Hannah Bastos 10/02/2021
Tornar-se Negro
Neusa Santos Souza foi uma psicanalista e psiquiatra negra brasileira comprometida com a militância e movimentos negros. Nasceu na Bahia e mudou-se para o Rio de Janeiro, local onde realizou um mestrado, do qual resultou a materialização deste livro-estudo. Em 1983, editou o livro "Tornar-se Negro ou As Vicissitudes da Identidade do Negro Brasileiro em Ascensão Social". A autora expõe a relação do trauma emocional — e físico —, que está diretamente ligado à ascensão do negro dentro de uma sociedade racialmente hierarquizada como a brasileira; portanto, afiadamente pugnando o mito da democracia racial.
Em muitos momentos, o livro me transporta para as minhas próprias memórias e para o presente imediato. É um livro pequeno, contudo não se deixem enganar — a Drª Neusa é potente, é mulher negra, é militante que organiza o seu pensamento e discurso, parindo, desse modo, uma narrativa eloquente. Os depoimentos das pessoas negras em ascensão social contidos no livro são pedagógicos e, nos possibilitam entender a construção teórica que a autora demonstra ao longo do seu estudo. Notamos elementos em comum nos 10 depoimentos apresentados no livro, em que a ascensão do negro no Brasil exigiu uma separação desse individuo com a sua comunidade, o que gerou uma ascensão individual, na qual o afastamento da identidade/comunidade negra é versamente proporcional à aproximação da branquitude (não significando que sejam aceites por parte destes). Constituindo um profundo fosso entre os negros assimilados — os "negros-brancos" —, e os negros. O "negro-branco" que se considera em um patamar acima, utiliza o discurso da democracia racial para condenar e julgar os negros que não se "elevaram na vida". A fratura na comunidade é profunda, pois produz hostilidade e ilusões — crer na aceitação do negro como branco.
Para um leitor não familiarizado com alguns conceitos das ciências sociais (psicologia, psicanálise, sociologia), como foi o meu caso, pode sentir alguma dificuldade que, certamente não atrapalhará na leitura; pelo contrário, pode tornar-se um convite para mais pesquisas e estudos.
Considero que o contato que tive com o livro "Memórias de Plantação", da também psicanalista e artista negra Grada Kilomba, preparou-me para a linguagem do "Tornar-se Negro...", que me pareceu ser um mais academicista. Ambos os livros mergulham em uma temática de busca urgente pelo entendimento e necessidade da construção da negritude. As autoras utilizam método de estudo semelhante: estudo de caso a partir de depoimentos de pessoas que são entrevistadas. Contudo, cada livro tem as suas particularidades e abrem-se singularmente para outros elementos conectados com a busca da negritude.

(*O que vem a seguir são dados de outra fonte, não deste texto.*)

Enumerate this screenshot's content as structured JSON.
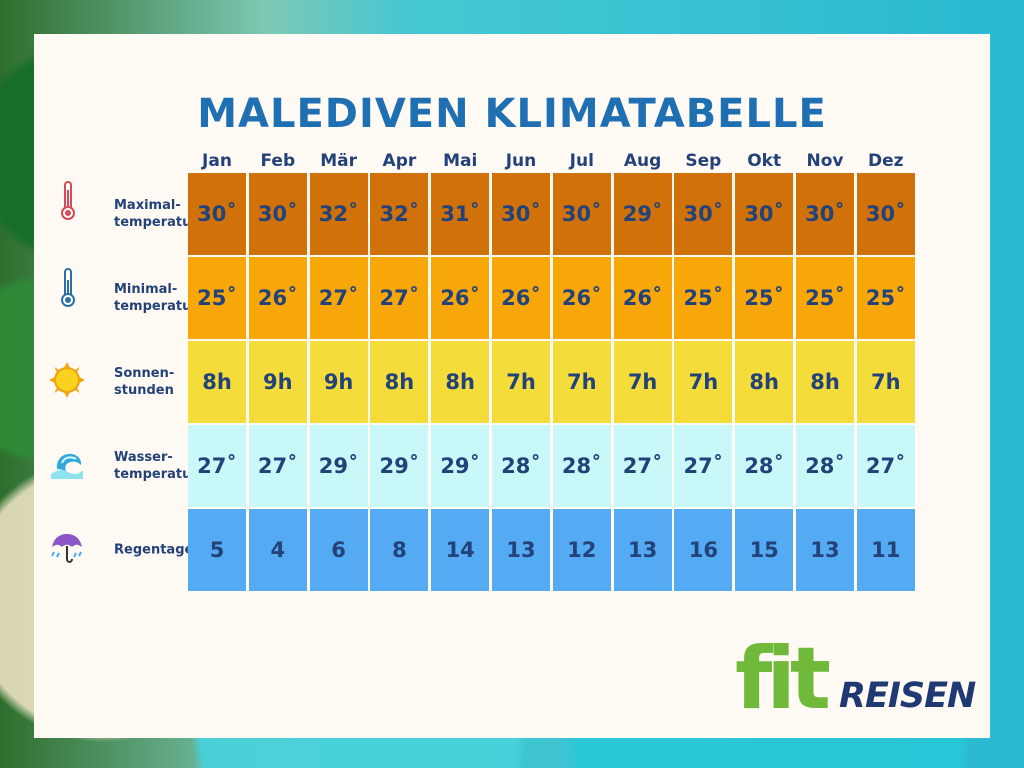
{
  "title": "MALEDIVEN KLIMATABELLE",
  "months": [
    "Jan",
    "Feb",
    "Mär",
    "Apr",
    "Mai",
    "Jun",
    "Jul",
    "Aug",
    "Sep",
    "Okt",
    "Nov",
    "Dez"
  ],
  "rows": [
    {
      "label": "Maximal-\ntemperatur",
      "icon": "thermometer-hot-icon",
      "values": [
        "30˚",
        "30˚",
        "32˚",
        "32˚",
        "31˚",
        "30˚",
        "30˚",
        "29˚",
        "30˚",
        "30˚",
        "30˚",
        "30˚"
      ],
      "color": "#d07209"
    },
    {
      "label": "Minimal-\ntemperatur",
      "icon": "thermometer-cold-icon",
      "values": [
        "25˚",
        "26˚",
        "27˚",
        "27˚",
        "26˚",
        "26˚",
        "26˚",
        "26˚",
        "25˚",
        "25˚",
        "25˚",
        "25˚"
      ],
      "color": "#f7a808"
    },
    {
      "label": "Sonnen-\nstunden",
      "icon": "sun-icon",
      "values": [
        "8h",
        "9h",
        "9h",
        "8h",
        "8h",
        "7h",
        "7h",
        "7h",
        "7h",
        "8h",
        "8h",
        "7h"
      ],
      "color": "#f4dd3a"
    },
    {
      "label": "Wasser-\ntemperatur",
      "icon": "wave-icon",
      "values": [
        "27˚",
        "27˚",
        "29˚",
        "29˚",
        "29˚",
        "28˚",
        "28˚",
        "27˚",
        "27˚",
        "28˚",
        "28˚",
        "27˚"
      ],
      "color": "#c9f8f8"
    },
    {
      "label": "Regentage",
      "icon": "umbrella-rain-icon",
      "values": [
        "5",
        "4",
        "6",
        "8",
        "14",
        "13",
        "12",
        "13",
        "16",
        "15",
        "13",
        "11"
      ],
      "color": "#54aaf3"
    }
  ],
  "logo": {
    "fit": "fit",
    "reisen": "REISEN"
  }
}
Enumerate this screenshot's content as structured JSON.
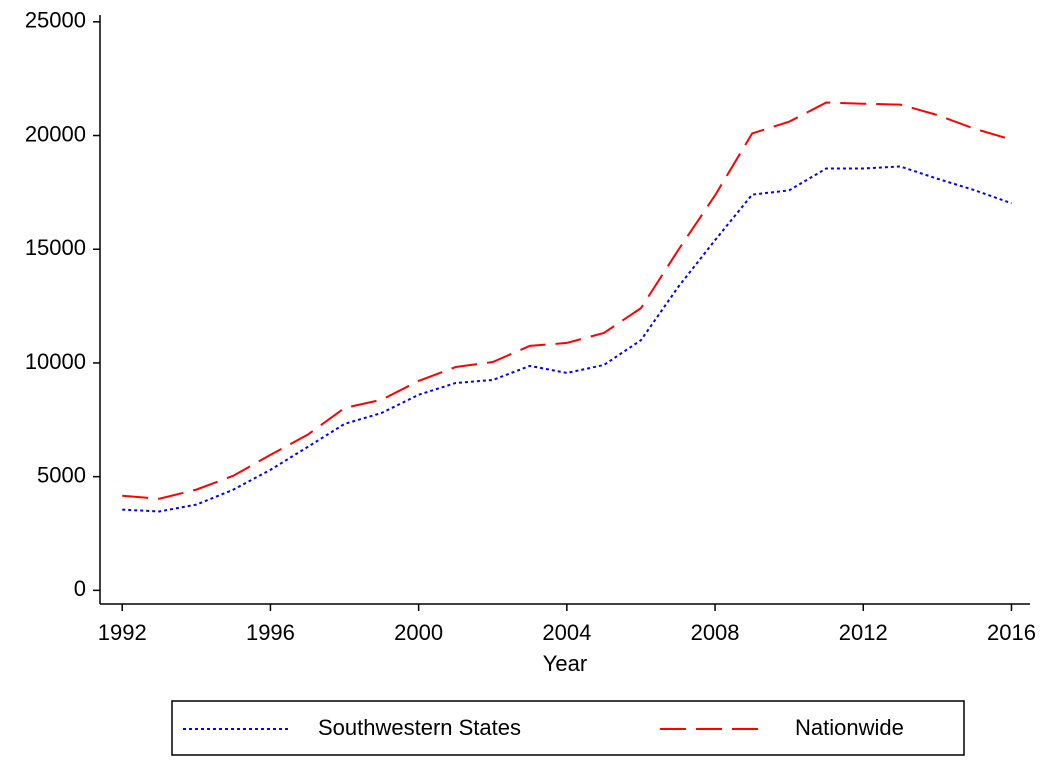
{
  "chart_data": {
    "type": "line",
    "x_label": "Year",
    "x": [
      1992,
      1993,
      1994,
      1995,
      1996,
      1997,
      1998,
      1999,
      2000,
      2001,
      2002,
      2003,
      2004,
      2005,
      2006,
      2007,
      2008,
      2009,
      2010,
      2011,
      2012,
      2013,
      2014,
      2015,
      2016
    ],
    "series": [
      {
        "name": "Southwestern States",
        "color": "#0000ff",
        "line_style": "dotted",
        "values": [
          3550,
          3470,
          3770,
          4430,
          5300,
          6300,
          7320,
          7800,
          8600,
          9120,
          9250,
          9870,
          9560,
          9910,
          11000,
          13330,
          15400,
          17400,
          17590,
          18550,
          18550,
          18640,
          18100,
          17600,
          17020
        ]
      },
      {
        "name": "Nationwide",
        "color": "#ff0000",
        "line_style": "dashed",
        "values": [
          4160,
          4030,
          4430,
          5040,
          5960,
          6840,
          8020,
          8380,
          9210,
          9820,
          10040,
          10750,
          10880,
          11320,
          12410,
          14950,
          17370,
          20090,
          20610,
          21450,
          21400,
          21360,
          20900,
          20300,
          19820
        ]
      }
    ],
    "xlim": [
      1991.4,
      2016.5
    ],
    "xticks": [
      1992,
      1996,
      2000,
      2004,
      2008,
      2012,
      2016
    ],
    "ylim": [
      -600,
      25300
    ],
    "yticks": [
      0,
      5000,
      10000,
      15000,
      20000,
      25000
    ],
    "grid": false,
    "legend": "bottom"
  }
}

É um discurso que revolve o emocional do indivíduo negro do começo ao fim, pois trata-se da demonstração de como, nós, sujeitos negros, nos vemos através da lente do branco como modelo, iniciando um teatro identitário, no qual o espelho, o Ideal a ser atingido, é branco. Assim, principia-se o tormento do sujeito negro — ter um Ideal (imposto) inatingível, que resulta em uma ferida na psique do negro, um desequilíbrio contínuo no emocional.
A ressignificação da perspectiva, valores e referências do negro se faz mais que necessária, configurando-se no reavivamento da sua história, a busca pela construção da sua identidade pautada "(...) a partir da voz de negros que, mais ou menos contratória ou fragilmente, batem-se por construir uma identidade que lhe dê feições próprias, fundada, portanto em seus interesses, transformadora da História — individual e coletiva, social e psicológica."
Esta leitura é um antídoto. Cada página pede reflexão. Sinto que voltarei para esta leitura outras vezes, pois acredito em um processo de transformação contínua. Uma leitura imprescindível para perceber a construção da subjetividade do negro no Brasil.
" Assim, ser negro não é uma condição dada, a priori. É um vir a ser. Ser negro é tornar-se negro."